A year ago, I couldn't help but roll my eyes at anyone who claimed their job title to be a stay-at-home parent. It cropped up on Facebook time and time again: 'Occupation: Full Time Mumma'. Being the judgmental person I was (and probably still am, albeit for different things), I'd automatically assume those who worked as a parent were lazy. 'Mum' was not a job-title, it was a life change, a hard one, but one that should marry alongside a career rather than replace one. I don't want to use the word 'scroungers' but at that time, I wasn't shy in labelling those who didn't return to work as exactly that - Before I ever became a mum, I was in complete belief that stay at home parents had it easy, the blissful lives I saw plastered over Instagram, and I couldn't help but tut when they likened it to a career. It was blunt, fairly harsh and completely misled, but I truly believed that people stayed at home -in part- for an easy life. In some ways, I do still stand by my outdated opinion, but in most, I now realize I probably missed the mark.
Full-time parent is not a job title. That, I stand by. Child benefit is not a wage, the transition between parenting a baby to a toddler is no promotion, and I'd never claim to be working while looking after my own baby. To be a parent is a choice, a privilege even, calling it a job is just plain ignorant. We do countless things for our own enjoyment that require effort, but we would never say these are our occupation. If I live off of benefits and clean my house, I am not a full-time cleaner, so in the same right, at what point did parenting become my occupation? In saying that though, that doesn't make it any less work. There is this allusive appeal to life at home versus the conventional 9 to 5, and it's easy to assume it's a cop out, an easy road or a simpler life - that is, until you've done it yourself. Anyone who's gone three days with little sleep and an overtired baby will tell you otherwise. Those who have experienced a teething child coupled with a sleep regression will probably laugh at you. If you've been there, you'll know, and like me, never again will you assume life at home is the easy way out.

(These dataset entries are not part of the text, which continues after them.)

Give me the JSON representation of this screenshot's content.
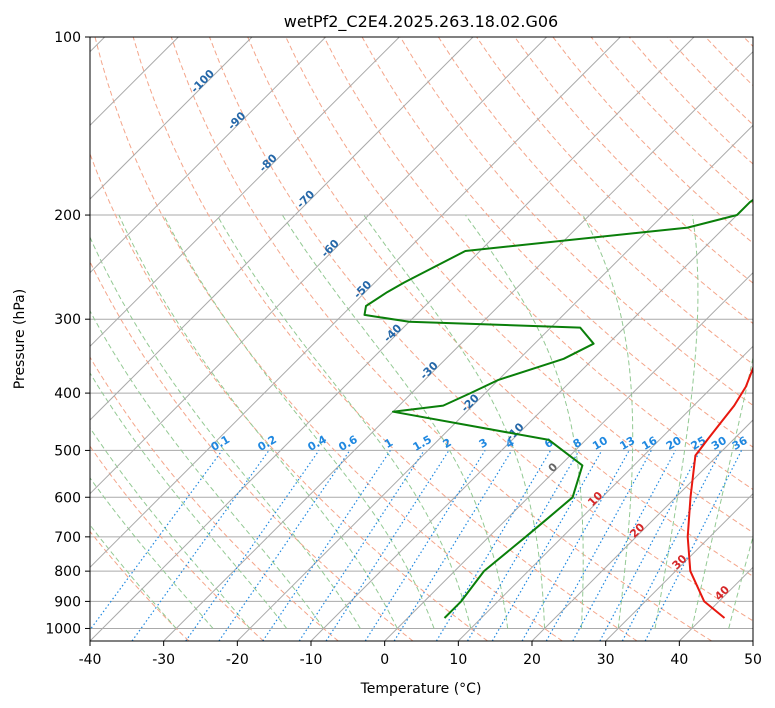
{
  "chart_data": {
    "type": "line",
    "title": "wetPf2_C2E4.2025.263.18.02.G06",
    "xlabel": "Temperature (°C)",
    "ylabel": "Pressure (hPa)",
    "xlim": [
      -40,
      50
    ],
    "ylim": [
      1050,
      100
    ],
    "y_scale": "log",
    "skew": "45deg",
    "grid": true,
    "x_ticks": [
      "-40",
      "-30",
      "-20",
      "-10",
      "0",
      "10",
      "20",
      "30",
      "40",
      "50"
    ],
    "y_ticks": [
      "100",
      "200",
      "300",
      "400",
      "500",
      "600",
      "700",
      "800",
      "900",
      "1000"
    ],
    "colors": {
      "temperature": "#e8180f",
      "dewpoint": "#0a7f0a",
      "mixing_ratio": "#1f88e0",
      "isotherm_label": "#2467a8",
      "dry_adiabat": "#f4a58a",
      "moist_adiabat": "#93c993",
      "grid": "#aaaaaa"
    },
    "isotherm_labels_upper": [
      "-100",
      "-90",
      "-80",
      "-70",
      "-60",
      "-50",
      "-40",
      "-30",
      "-20",
      "-10"
    ],
    "isotherm_labels_lower": [
      "0",
      "10",
      "20",
      "30",
      "40"
    ],
    "mixing_ratio_labels": [
      "0.1",
      "0.2",
      "0.4",
      "0.6",
      "1",
      "1.5",
      "2",
      "3",
      "4",
      "6",
      "8",
      "10",
      "13",
      "16",
      "20",
      "25",
      "30",
      "36"
    ],
    "series": [
      {
        "name": "Temperature",
        "points": [
          [
            43,
            960
          ],
          [
            38,
            900
          ],
          [
            32,
            800
          ],
          [
            27,
            700
          ],
          [
            22,
            600
          ],
          [
            17,
            510
          ],
          [
            16.5,
            480
          ],
          [
            16,
            450
          ],
          [
            15.5,
            420
          ],
          [
            14.5,
            390
          ],
          [
            12.5,
            355
          ],
          [
            10.5,
            325
          ],
          [
            10,
            305
          ],
          [
            10,
            295
          ],
          [
            9,
            280
          ],
          [
            6,
            250
          ],
          [
            3,
            220
          ],
          [
            1,
            200
          ],
          [
            0,
            180
          ],
          [
            -1.5,
            160
          ],
          [
            -2,
            140
          ],
          [
            -1.5,
            125
          ],
          [
            0,
            115
          ],
          [
            2,
            105
          ],
          [
            3,
            100
          ]
        ]
      },
      {
        "name": "Dewpoint",
        "points": [
          [
            5,
            960
          ],
          [
            5,
            930
          ],
          [
            5,
            900
          ],
          [
            4,
            800
          ],
          [
            5,
            700
          ],
          [
            5.5,
            650
          ],
          [
            6,
            600
          ],
          [
            3,
            530
          ],
          [
            -5,
            480
          ],
          [
            -30,
            430
          ],
          [
            -24,
            420
          ],
          [
            -22,
            400
          ],
          [
            -20,
            380
          ],
          [
            -14,
            350
          ],
          [
            -12,
            330
          ],
          [
            -16,
            310
          ],
          [
            -40,
            303
          ],
          [
            -47,
            295
          ],
          [
            -48,
            285
          ],
          [
            -47,
            270
          ],
          [
            -46,
            260
          ],
          [
            -42,
            230
          ],
          [
            -15,
            210
          ],
          [
            -10,
            200
          ],
          [
            -10,
            190
          ],
          [
            -9,
            180
          ],
          [
            -8,
            160
          ],
          [
            -8.5,
            140
          ],
          [
            -6,
            125
          ],
          [
            -4,
            115
          ],
          [
            -3,
            105
          ],
          [
            -3,
            100
          ]
        ]
      }
    ]
  }
}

Often, it can be a lot easier to leave your child in the hands of another on one of those days where you have a bit of a difficult (twatty) child and go to work. At work, you have a break time. A lunch. Unlimited warm coffee. A toilet that is not coupled with a toddler strapped to your ankles. There is adult conversation. Breathing space. I can daydream at work without wondering if a client has managed to find his way back to the television wires. Work may be stressful at times, but more often than not, the stress is nothing compared to that of a difficult day at home, it may not be a proper job, but it doesn't mean it's bloody easier.
This is all relative - some days at home will be easier than the same day at work, and vice versa. For some (according to their instagram) everyday at home is fecking blissful and that unrealistic serene lifestyle is one I do wish I could have. But I don't, and I can't. A stay at home parent is not a job title and I wish we'd stop treating it as one: if it was, there would have been days I'd have called in sick, afternoons when I'd somehow found an emergency dentist appointment to attend and I'd probably have considered handing in my resignation a fair few times. Motherhood is constant, a difficult one, whether you work outside the home or not. I take my hat off to those who are at home, it's no easy life, and those who do it are for from lazy, for now though, I'm revelling in the hot coffee at my desk, the child who lights up when I come home at 5pm, and the ability to pee in peace.